I checked the pockets of my skirt and was pleased to find a small number of blank slips and the stub of a pencil. Like the skirt, neither had been used in a long while. I took a slip and rewrote the entry exactly as Da had composed it, then I pinned it where the original had been. I looked carefully at the rest of Da’s proofs and found two, three, four other occasions when Mr Dankworth had interfered.
I began to rewrite Da’s original edits, my confidence increasing with every word, but when I came to the last, my hand froze. It was an entry for mother. The proof already gave the first meaning as A female parent, but to this Mr Dankworth had added, A woman who has given birth to a child.
I left it.
Lizzie looked up from where she was kneading dough at the kitchen table.
‘There’s a troubled face if ever I saw one,’ she said.
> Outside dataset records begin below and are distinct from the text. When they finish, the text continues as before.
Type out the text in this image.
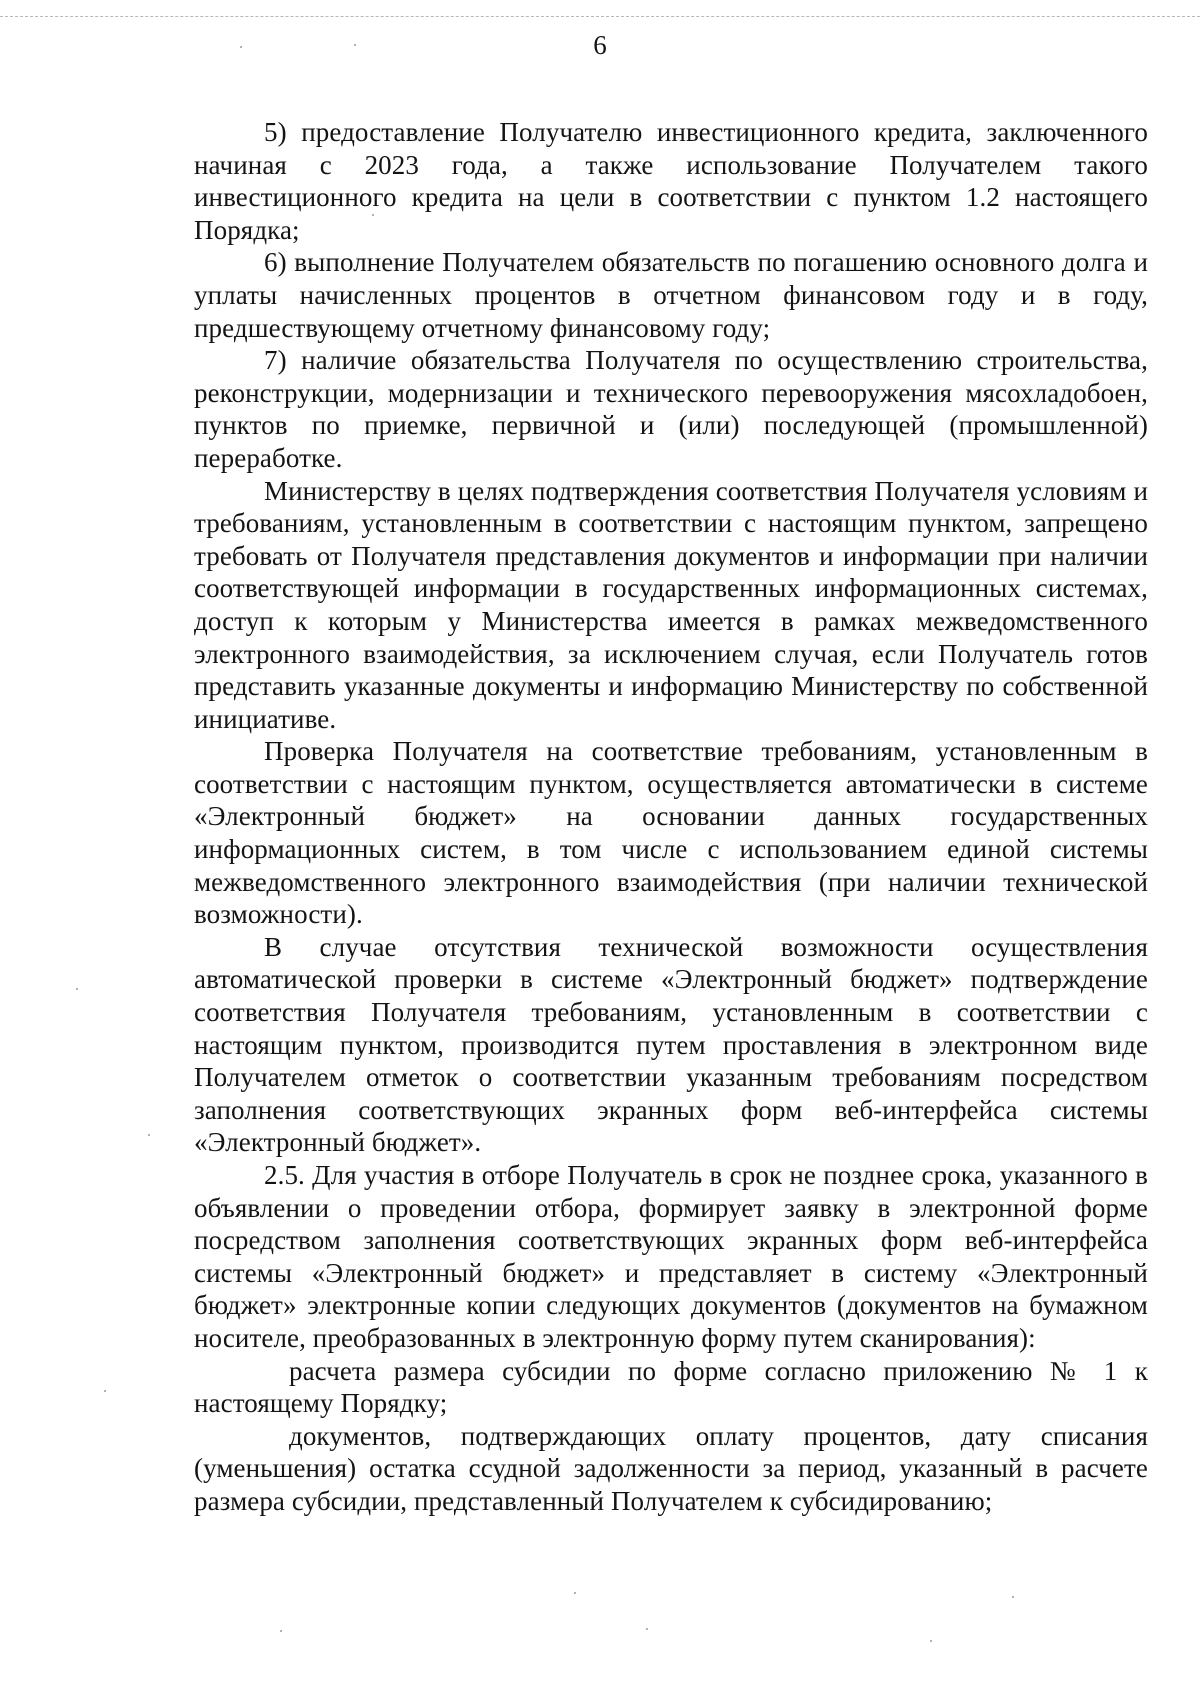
6

5) предоставление Получателю инвестиционного кредита, заключенного начиная с 2023 года, а также использование Получателем такого инвестиционного кредита на цели в соответствии с пунктом 1.2 настоящего Порядка;

6) выполнение Получателем обязательств по погашению основного долга и уплаты начисленных процентов в отчетном финансовом году и в году, предшествующему отчетному финансовому году;

7) наличие обязательства Получателя по осуществлению строительства, реконструкции, модернизации и технического перевооружения мясохладобоен, пунктов по приемке, первичной и (или) последующей (промышленной) переработке.

Министерству в целях подтверждения соответствия Получателя условиям и требованиям, установленным в соответствии с настоящим пунктом, запрещено требовать от Получателя представления документов и информации при наличии соответствующей информации в государственных информационных системах, доступ к которым у Министерства имеется в рамках межведомственного электронного взаимодействия, за исключением случая, если Получатель готов представить указанные документы и информацию Министерству по собственной инициативе.

Проверка Получателя на соответствие требованиям, установленным в соответствии с настоящим пунктом, осуществляется автоматически в системе «Электронный бюджет» на основании данных государственных информационных систем, в том числе с использованием единой системы межведомственного электронного взаимодействия (при наличии технической возможности).

В случае отсутствия технической возможности осуществления автоматической проверки в системе «Электронный бюджет» подтверждение соответствия Получателя требованиям, установленным в соответствии с настоящим пунктом, производится путем проставления в электронном виде Получателем отметок о соответствии указанным требованиям посредством заполнения соответствующих экранных форм веб-интерфейса системы «Электронный бюджет».

2.5. Для участия в отборе Получатель в срок не позднее срока, указанного в объявлении о проведении отбора, формирует заявку в электронной форме посредством заполнения соответствующих экранных форм веб-интерфейса системы «Электронный бюджет» и представляет в систему «Электронный бюджет» электронные копии следующих документов (документов на бумажном носителе, преобразованных в электронную форму путем сканирования):

расчета размера субсидии по форме согласно приложению № 1 к настоящему Порядку;

документов, подтверждающих оплату процентов, дату списания (уменьшения) остатка ссудной задолженности за период, указанный в расчете размера субсидии, представленный Получателем к субсидированию;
‘I’ve made three mistakes this morning,’ I said. ‘He makes me so nervous.’ I slumped into a chair.
‘Let me guess. Mr Sweatman? Mr Maling? Or could it be that you’re talking about Mr Dankworth?’
Lizzie had been hearing versions of this complaint since we’d returned home from Shropshire a year before. I’d been escaping to her kitchen as often as I could. Usually she would work around me, but if there was a letter from Mrs Lloyd she’d brew a fresh pot and place a plate of biscuits, morning-baked, between us as I read aloud. She was recreating her Shropshire mornings, and I was always careful not to insert myself between her and her friend. I’d read carefully, without comment or pause, and when I was done I would take a pen and paper from the kitchen drawer and wait for Lizzie to compose her response. My dearest Natasha, she would always start.
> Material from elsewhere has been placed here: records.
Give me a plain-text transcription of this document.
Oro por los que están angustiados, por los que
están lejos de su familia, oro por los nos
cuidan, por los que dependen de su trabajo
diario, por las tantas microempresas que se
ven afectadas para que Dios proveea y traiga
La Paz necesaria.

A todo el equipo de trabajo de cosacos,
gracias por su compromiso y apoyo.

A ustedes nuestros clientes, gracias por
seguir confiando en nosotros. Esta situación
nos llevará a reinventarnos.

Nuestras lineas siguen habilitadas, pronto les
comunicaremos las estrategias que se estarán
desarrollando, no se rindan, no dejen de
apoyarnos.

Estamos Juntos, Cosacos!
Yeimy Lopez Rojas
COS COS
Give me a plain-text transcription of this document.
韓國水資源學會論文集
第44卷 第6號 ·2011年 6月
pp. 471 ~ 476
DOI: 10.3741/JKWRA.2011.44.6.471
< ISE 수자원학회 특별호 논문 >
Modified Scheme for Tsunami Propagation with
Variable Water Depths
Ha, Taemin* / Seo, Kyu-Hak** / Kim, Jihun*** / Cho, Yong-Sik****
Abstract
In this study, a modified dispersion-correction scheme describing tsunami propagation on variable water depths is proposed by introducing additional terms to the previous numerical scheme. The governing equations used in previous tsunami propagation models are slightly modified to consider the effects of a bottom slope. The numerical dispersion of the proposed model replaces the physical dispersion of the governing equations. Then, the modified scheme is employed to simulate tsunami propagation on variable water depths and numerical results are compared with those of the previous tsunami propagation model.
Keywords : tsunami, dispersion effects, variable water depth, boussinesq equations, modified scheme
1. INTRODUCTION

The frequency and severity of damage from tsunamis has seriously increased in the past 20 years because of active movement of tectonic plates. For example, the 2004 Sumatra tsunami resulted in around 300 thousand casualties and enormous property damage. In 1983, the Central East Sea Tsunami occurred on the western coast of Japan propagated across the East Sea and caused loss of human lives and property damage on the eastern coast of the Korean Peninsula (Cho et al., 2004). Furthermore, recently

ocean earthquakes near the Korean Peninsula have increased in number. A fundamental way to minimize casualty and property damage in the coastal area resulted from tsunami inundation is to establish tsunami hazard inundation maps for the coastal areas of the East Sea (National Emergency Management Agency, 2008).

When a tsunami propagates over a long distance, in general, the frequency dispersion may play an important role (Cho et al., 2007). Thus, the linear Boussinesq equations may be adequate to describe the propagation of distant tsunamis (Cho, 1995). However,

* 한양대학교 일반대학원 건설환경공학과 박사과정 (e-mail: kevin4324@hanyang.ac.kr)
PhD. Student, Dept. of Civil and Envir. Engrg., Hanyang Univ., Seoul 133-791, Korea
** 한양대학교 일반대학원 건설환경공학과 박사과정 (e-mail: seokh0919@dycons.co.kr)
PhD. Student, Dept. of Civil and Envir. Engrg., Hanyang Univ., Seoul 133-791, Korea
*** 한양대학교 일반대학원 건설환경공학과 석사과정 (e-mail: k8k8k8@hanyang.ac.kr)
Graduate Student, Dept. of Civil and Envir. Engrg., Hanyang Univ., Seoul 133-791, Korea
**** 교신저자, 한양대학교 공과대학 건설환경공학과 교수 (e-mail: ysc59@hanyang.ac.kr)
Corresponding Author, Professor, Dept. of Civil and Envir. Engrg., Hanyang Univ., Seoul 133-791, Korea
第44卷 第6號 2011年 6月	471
Today there was no letter and there were no biscuits. I took a sandwich from the plate on the kitchen table. ‘He watches me,’ I said, taking a bite.
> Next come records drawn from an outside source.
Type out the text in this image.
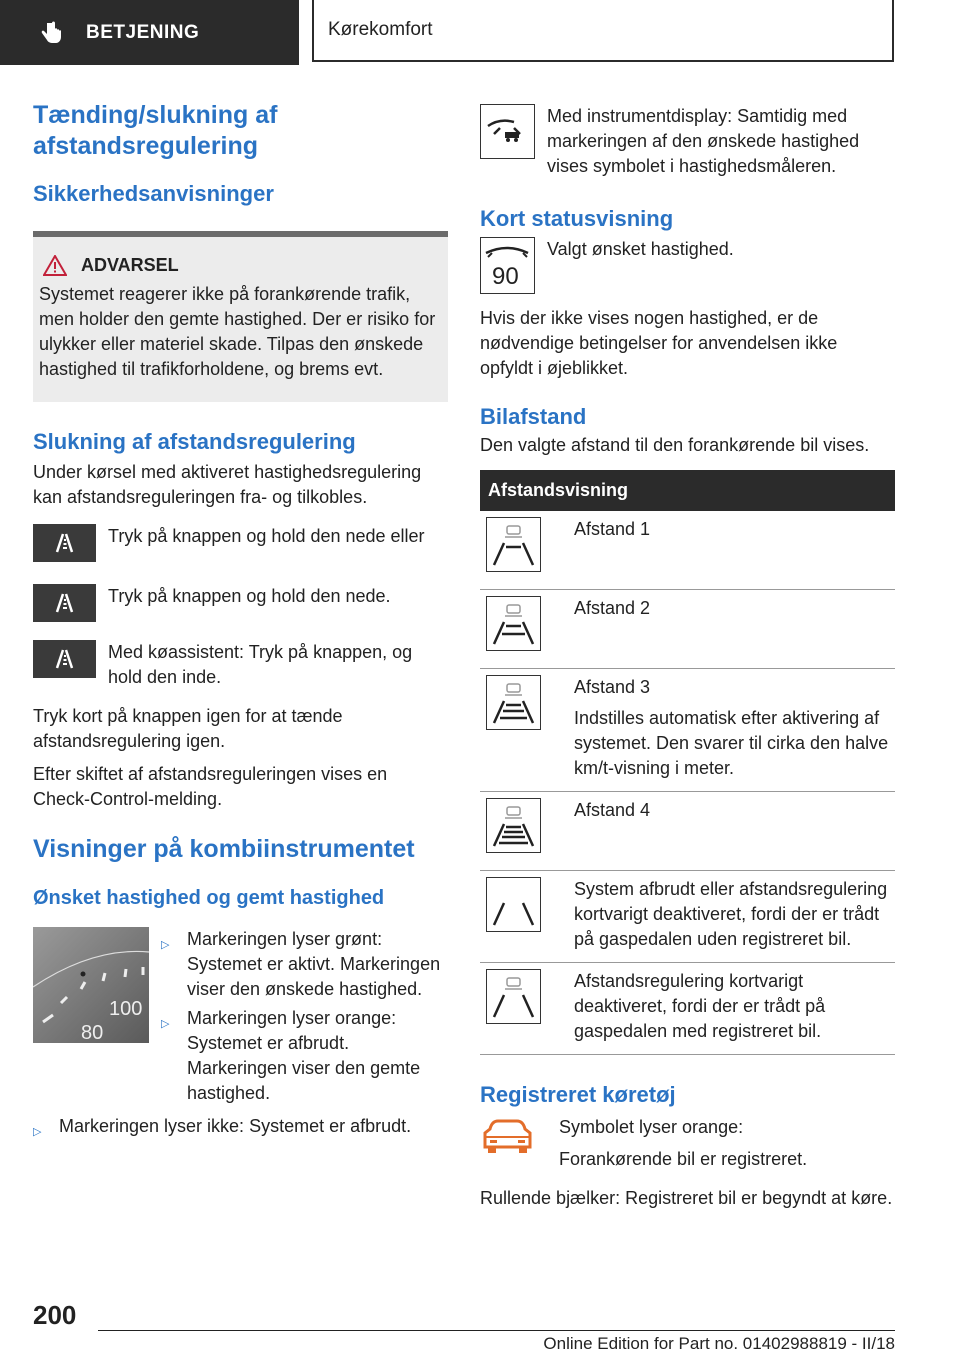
BETJENING	Kørekomfort
Tænding/slukning af afstandsregulering
Sikkerhedsanvisninger
ADVARSEL

Systemet reagerer ikke på forankørende trafik, men holder den gemte hastighed. Der er risiko for ulykker eller materiel skade. Tilpas den ønskede hastighed til trafikforholdene, og brems evt.

Slukning af afstandsregulering

Under kørsel med aktiveret hastighedsregulering kan afstandsreguleringen fra- og tilkobles.

Tryk på knappen og hold den nede eller

Tryk på knappen og hold den nede.

Med køassistent: Tryk på knappen, og hold den inde.

Tryk kort på knappen igen for at tænde afstandsregulering igen.

Efter skiftet af afstandsreguleringen vises en Check-Control-melding.

Visninger på kombiinstrumentet
Ønsket hastighed og gemt hastighed
100
80
▷ Markeringen lyser grønt: Systemet er aktivt. Markeringen viser den ønskede hastighed.
▷ Markeringen lyser orange: Systemet er afbrudt. Markeringen viser den gemte hastighed.
▷ Markeringen lyser ikke: Systemet er afbrudt.

Med instrumentdisplay: Samtidig med markeringen af den ønskede hastighed vises symbolet i hastighedsmåleren.

Kort statusvisning
90

Valgt ønsket hastighed.

Hvis der ikke vises nogen hastighed, er de nødvendige betingelser for anvendelsen ikke opfyldt i øjeblikket.

Bilafstand

Den valgte afstand til den forankørende bil vises.

Afstandsvisning	

Afstand 1

Afstand 2

Afstand 3
Indstilles automatisk efter aktivering af systemet. Den svarer til cirka den halve km/t-visning i meter.

Afstand 4

System afbrudt eller afstandsregulering kortvarigt deaktiveret, fordi der er trådt på gaspedalen uden registreret bil.

Afstandsregulering kortvarigt deaktiveret, fordi der er trådt på gaspedalen med registreret bil.
Registreret køretøj

Symbolet lyser orange:

Forankørende bil er registreret.

Rullende bjælker: Registreret bil er begyndt at køre.

200
Online Edition for Part no. 01402988819 - II/18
Lizzie looked up with raised eyebrows.
‘Not in that way. Definitely not in that way. He can’t say good morning, but he has no trouble telling me where I’ve gone wrong with grammar or style. This morning he told me I’d taken liberties with a variant meaning of psychotic. In his opinion, females are prone to overstatement, and for that reason should not be employed where precision is needed.’
‘Had you taken liberties?’ she teased.
‘It would never occur to me,’ I replied, smiling.
Lizzie kept kneading.
‘When I came back from lunch yesterday, he’d left a copy of Hart’s Rules on my desk. He’d pinned notes to my edits with the page numbers I should refer to in order to improve my corrections.’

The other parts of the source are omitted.